We need to take care of late-arrived events coming from Gobblin. Some events could arrive in the raw repository several hours after importation.
The systemd based Refine scheduler handles arrival of raw late events by scanning the past 26 hours for data that needs refined. Even if an hourly partition has already been refined, late arrival of raw data within those 26 hours will cause the relevant partitions to be automatically re-refined.
This will not be the case with the new Airflow based RefineDataset job. We could consider implementing something similar by using per-partition done flag timestamps for Hive+Parquet based tables. However Iceberg based tables are not compatible with per-partition done flags. We'll need another mechanism.

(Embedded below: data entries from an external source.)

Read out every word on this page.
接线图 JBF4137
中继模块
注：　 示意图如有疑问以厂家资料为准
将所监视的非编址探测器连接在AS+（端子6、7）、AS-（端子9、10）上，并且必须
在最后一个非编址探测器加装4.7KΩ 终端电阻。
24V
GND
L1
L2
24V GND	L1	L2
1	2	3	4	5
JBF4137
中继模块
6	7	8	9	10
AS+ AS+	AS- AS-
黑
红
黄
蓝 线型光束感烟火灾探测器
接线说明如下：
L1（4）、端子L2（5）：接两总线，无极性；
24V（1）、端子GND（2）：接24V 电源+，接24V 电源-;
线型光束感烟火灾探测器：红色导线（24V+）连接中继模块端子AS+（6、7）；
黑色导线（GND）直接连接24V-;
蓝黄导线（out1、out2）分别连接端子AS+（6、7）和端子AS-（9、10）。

To address this, we propose the following solutions:
Alert on late arrival and manually rerun Airflow tasks
It is possible that late arrival happens infrequently enough that an alert and manual rerun would be sufficient.

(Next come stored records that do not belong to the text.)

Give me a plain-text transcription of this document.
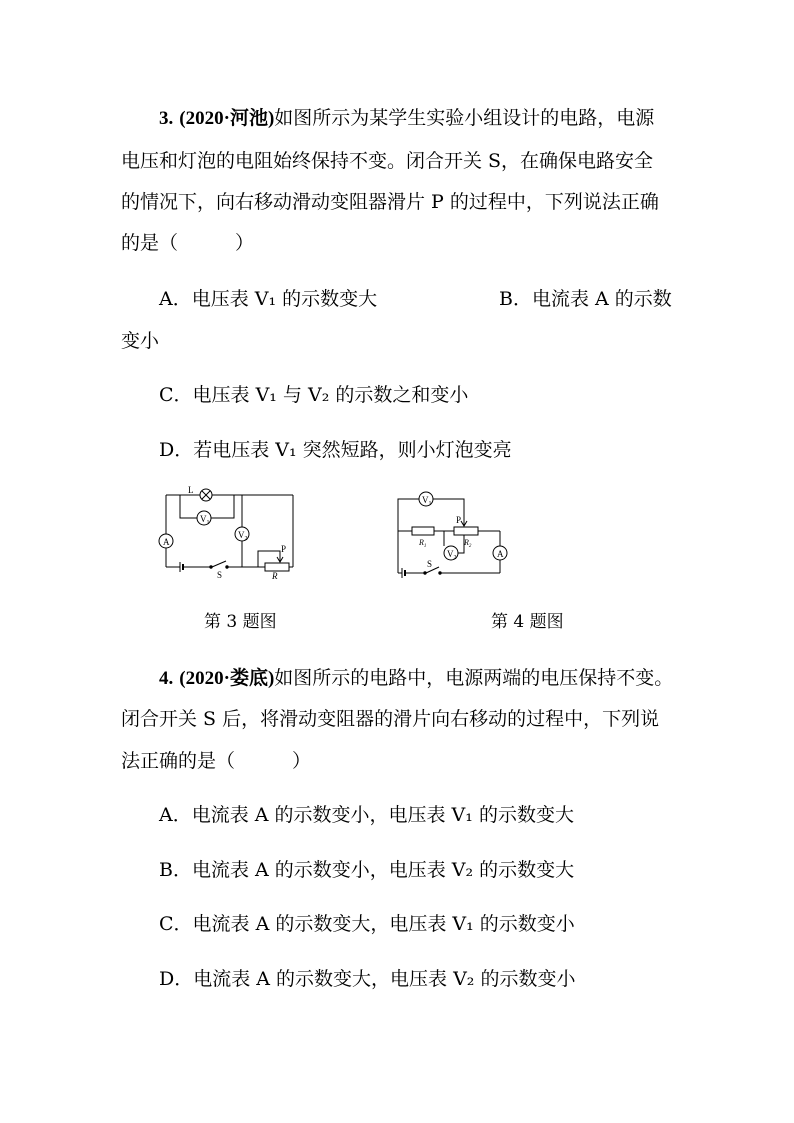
3. (2020·河池)如图所示为某学生实验小组设计的电路，电源
电压和灯泡的电阻始终保持不变。闭合开关 S，在确保电路安全
的情况下，向右移动滑动变阻器滑片 P 的过程中，下列说法正确
的是（　　　）
A．电压表 V₁ 的示数变大	B．电流表 A 的示数
变小
C．电压表 V₁ 与 V₂ 的示数之和变小
D．若电压表 V₁ 突然短路，则小灯泡变亮
L
A
$V_1$
$V_2$
S
P
R
$V_1$
$R_1$	$R_2$
P
$V_2$	A
S
第 3 题图	第 4 题图
4. (2020·娄底)如图所示的电路中，电源两端的电压保持不变。
闭合开关 S 后，将滑动变阻器的滑片向右移动的过程中，下列说
法正确的是（　　　）
A．电流表 A 的示数变小，电压表 V₁ 的示数变大
B．电流表 A 的示数变小，电压表 V₂ 的示数变大
C．电流表 A 的示数变大，电压表 V₁ 的示数变小
D．电流表 A 的示数变大，电压表 V₂ 的示数变小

Run Another Job in Airflow ~refine_late_arrived_events:
- Create a new job in Airflow to check for late-arrived events.
- Compare the Airflow task run timestamp with the timestamp in the Gobblin done flag.
- Trigger the necessary refine tasks rerun/scheduling based on this comparison.

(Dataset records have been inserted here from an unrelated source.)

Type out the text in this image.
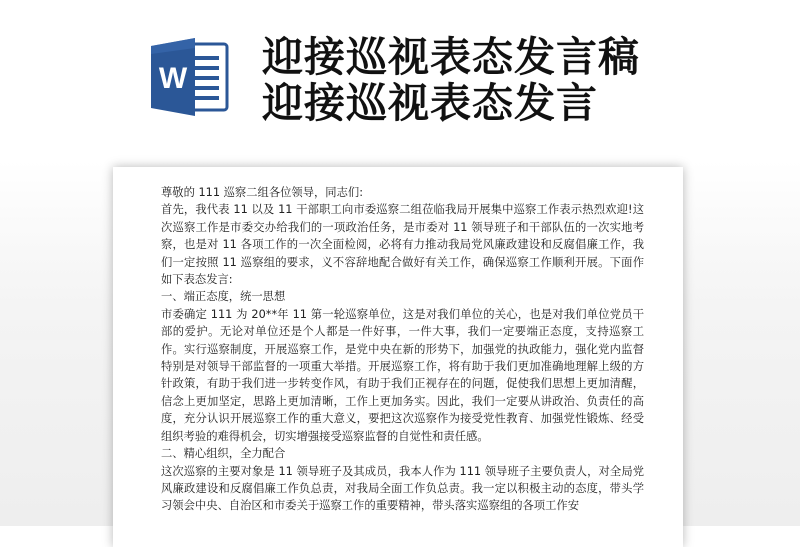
W 迎接巡视表态发言稿
迎接巡视表态发言

尊敬的 111 巡察二组各位领导，同志们:

首先，我代表 11 以及 11 干部职工向市委巡察二组莅临我局开展集中巡察工作表示热烈欢迎!这次巡察工作是市委交办给我们的一项政治任务，是市委对 11 领导班子和干部队伍的一次实地考察，也是对 11 各项工作的一次全面检阅，必将有力推动我局党风廉政建设和反腐倡廉工作，我们一定按照 11 巡察组的要求，义不容辞地配合做好有关工作，确保巡察工作顺利开展。下面作如下表态发言:

一、端正态度，统一思想

市委确定 111 为 20**年 11 第一轮巡察单位，这是对我们单位的关心，也是对我们单位党员干部的爱护。无论对单位还是个人都是一件好事，一件大事，我们一定要端正态度，支持巡察工作。实行巡察制度，开展巡察工作，是党中央在新的形势下，加强党的执政能力，强化党内监督特别是对领导干部监督的一项重大举措。开展巡察工作，将有助于我们更加准确地理解上级的方针政策，有助于我们进一步转变作风，有助于我们正视存在的问题，促使我们思想上更加清醒，信念上更加坚定，思路上更加清晰，工作上更加务实。因此，我们一定要从讲政治、负责任的高度，充分认识开展巡察工作的重大意义，要把这次巡察作为接受党性教育、加强党性锻炼、经受组织考验的难得机会，切实增强接受巡察监督的自觉性和责任感。

二、精心组织，全力配合

这次巡察的主要对象是 11 领导班子及其成员，我本人作为 111 领导班子主要负责人，对全局党风廉政建设和反腐倡廉工作负总责，对我局全面工作负总责。我一定以积极主动的态度，带头学习领会中央、自治区和市委关于巡察工作的重要精神，带头落实巡察组的各项工作安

Add a New Step in the Newly Created Refine Airflow DAG:
- Integrate a new step into the Refine Hive hourly DAG.
- The step will wait several hours before performing the time difference check.
- Launch the necessary refine tasks rerun/scheduling based on the time difference check.
Other Solutions
- Evaluate and implement other potential solutions to ensure the timely processing of late-arrived events.